Par «envie» et «plaisir»; parce qu’il ne ressent pas le besoin d’un «gros break», à l’inverse des deux années précédentes; et parce qu’il sent son corps «prêt» et «suffisamment fort de nouveau pour encaisser les changements de surface», énumère-t-il.

«Heureux de jouer sur cette surface»

«C’était la bonne décision, a-t-il estimé dimanche. Depuis, je n’ai pas pensé que je n’aurais peut-être pas dû [prendre cette décision]. Je suis heureux d’être là, heureux de jouer sur cette surface.»

Son retour sur terre, Federer l’a préparé en Suisse, entre les montagnes des Grisons et Zurich. Sans rencontrer trop de difficultés.

«Ça prend un peu de temps de se réhabituer à construire les points un petit peu plus, parce qu’il y a plus de jeu de fond de court, qu’on peut jouer avec plus d’angles, varier les hauteurs... Mais, honnêtement, ça n’a pas été si difficile», résume-t-il.

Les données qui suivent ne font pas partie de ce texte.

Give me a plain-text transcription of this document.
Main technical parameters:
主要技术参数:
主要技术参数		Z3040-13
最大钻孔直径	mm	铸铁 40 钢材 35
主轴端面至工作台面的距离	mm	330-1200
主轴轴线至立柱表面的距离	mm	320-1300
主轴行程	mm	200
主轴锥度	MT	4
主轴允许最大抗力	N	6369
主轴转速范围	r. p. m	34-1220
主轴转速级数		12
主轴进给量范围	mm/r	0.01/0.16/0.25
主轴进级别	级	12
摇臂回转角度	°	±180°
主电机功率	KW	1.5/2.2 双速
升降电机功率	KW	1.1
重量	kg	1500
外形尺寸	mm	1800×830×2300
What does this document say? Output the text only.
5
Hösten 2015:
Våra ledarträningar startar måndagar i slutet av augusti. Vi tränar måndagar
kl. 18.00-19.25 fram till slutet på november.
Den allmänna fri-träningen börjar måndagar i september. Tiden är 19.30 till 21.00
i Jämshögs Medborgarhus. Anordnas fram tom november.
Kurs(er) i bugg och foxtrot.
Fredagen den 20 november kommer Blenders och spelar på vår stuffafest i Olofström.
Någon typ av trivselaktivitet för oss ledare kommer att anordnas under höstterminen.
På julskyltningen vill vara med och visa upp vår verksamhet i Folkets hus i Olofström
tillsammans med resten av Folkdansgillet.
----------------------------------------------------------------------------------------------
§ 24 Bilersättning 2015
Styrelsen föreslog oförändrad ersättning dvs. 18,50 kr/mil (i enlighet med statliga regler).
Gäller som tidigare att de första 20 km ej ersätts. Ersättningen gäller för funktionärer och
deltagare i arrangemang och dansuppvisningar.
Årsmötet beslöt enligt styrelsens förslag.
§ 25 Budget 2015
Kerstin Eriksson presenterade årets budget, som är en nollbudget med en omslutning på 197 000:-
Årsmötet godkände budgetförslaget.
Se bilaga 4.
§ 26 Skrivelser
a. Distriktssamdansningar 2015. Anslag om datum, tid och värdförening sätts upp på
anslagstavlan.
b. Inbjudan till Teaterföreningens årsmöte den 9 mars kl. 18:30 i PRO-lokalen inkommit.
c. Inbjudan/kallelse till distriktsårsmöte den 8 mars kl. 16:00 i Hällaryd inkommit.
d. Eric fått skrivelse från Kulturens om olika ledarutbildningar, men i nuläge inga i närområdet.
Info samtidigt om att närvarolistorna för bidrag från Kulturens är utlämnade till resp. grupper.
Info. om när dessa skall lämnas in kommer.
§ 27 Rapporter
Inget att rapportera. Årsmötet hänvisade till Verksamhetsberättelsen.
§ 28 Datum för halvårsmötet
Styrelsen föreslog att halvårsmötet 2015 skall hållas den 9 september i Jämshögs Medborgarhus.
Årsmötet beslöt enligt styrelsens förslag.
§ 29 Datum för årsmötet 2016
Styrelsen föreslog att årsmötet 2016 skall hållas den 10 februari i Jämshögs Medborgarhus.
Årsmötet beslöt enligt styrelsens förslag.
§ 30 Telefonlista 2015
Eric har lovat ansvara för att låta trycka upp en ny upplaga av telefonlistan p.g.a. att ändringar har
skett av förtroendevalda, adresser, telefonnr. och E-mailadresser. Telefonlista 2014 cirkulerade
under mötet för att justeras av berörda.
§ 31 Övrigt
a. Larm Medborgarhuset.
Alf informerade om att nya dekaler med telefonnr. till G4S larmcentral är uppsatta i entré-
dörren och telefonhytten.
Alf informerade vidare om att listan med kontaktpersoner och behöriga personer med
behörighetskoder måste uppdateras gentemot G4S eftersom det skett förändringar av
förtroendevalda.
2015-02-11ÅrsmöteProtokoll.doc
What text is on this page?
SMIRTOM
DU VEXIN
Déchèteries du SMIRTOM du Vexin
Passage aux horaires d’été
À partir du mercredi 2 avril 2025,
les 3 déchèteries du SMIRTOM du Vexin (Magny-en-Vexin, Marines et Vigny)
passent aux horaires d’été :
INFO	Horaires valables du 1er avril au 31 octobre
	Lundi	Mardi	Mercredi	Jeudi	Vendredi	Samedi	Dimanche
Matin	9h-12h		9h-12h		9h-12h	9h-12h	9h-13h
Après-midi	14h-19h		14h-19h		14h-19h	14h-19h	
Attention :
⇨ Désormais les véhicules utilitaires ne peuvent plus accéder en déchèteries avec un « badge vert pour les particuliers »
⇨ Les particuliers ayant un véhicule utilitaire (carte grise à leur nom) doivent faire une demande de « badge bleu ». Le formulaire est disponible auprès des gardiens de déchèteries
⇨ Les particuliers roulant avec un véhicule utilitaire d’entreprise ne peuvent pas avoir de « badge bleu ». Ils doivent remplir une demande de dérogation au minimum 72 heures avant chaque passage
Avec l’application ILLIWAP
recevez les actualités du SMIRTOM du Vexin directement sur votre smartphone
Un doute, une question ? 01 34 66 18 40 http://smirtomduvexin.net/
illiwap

À Madrid, où il a atterri vendredi, chacun de ses entraînements sur les courts de la Caja Magica déclenche une cohue monumentale.

Premiers pas mardi

L’attente touche à sa fin : exempté de premier tour, Federer fera ses premiers pas sur le court central en début de soirée (20h) mardi. «Je n’ai pas d’attentes élevées, mais je sais aussi que des choses sont possibles», pondère-t-il.

L’Autrichien Dominic Thiem, finaliste de Roland-Garros il y a un an et récent vainqueur à Barcelone, ne s’en fait pas pour l’actuel no 3 mondial.

«Roger est un des meilleurs joueurs de l’histoire sur cette surface. La seule chose qui l’a stoppé tellement de fois, c’est Rafa [Nadal]. Probablement que si Rafa n’avait pas été là, il aurait gagné cinq ou six fois Roland-Garros», imagine-t-il.

«Il est à l’aise sur cette surface. En Suisse, il a grandi dessus. Il sait comment bouger. Donc quel que soit le tournoi, il fait toujours partie des favoris», poursuit-il.

Comme Federer, le no 1 mondial Novak Djokovic entre en lice mardi. Le Serbe connaît lui son premier adversaire : il s’agira de l’Américain Taylor Fritz (57e), tombeur en deux jeux décisifs du Bulgare Grigor Dimitrov.

Rafael Nadal patientera lui jusqu’à mercredi avant d’affronter le jeune Québécois Félix Auger-Aliassime (30e) : tant mieux pour l’Espagnol, son estomac lui jouant des tours ces derniers jours.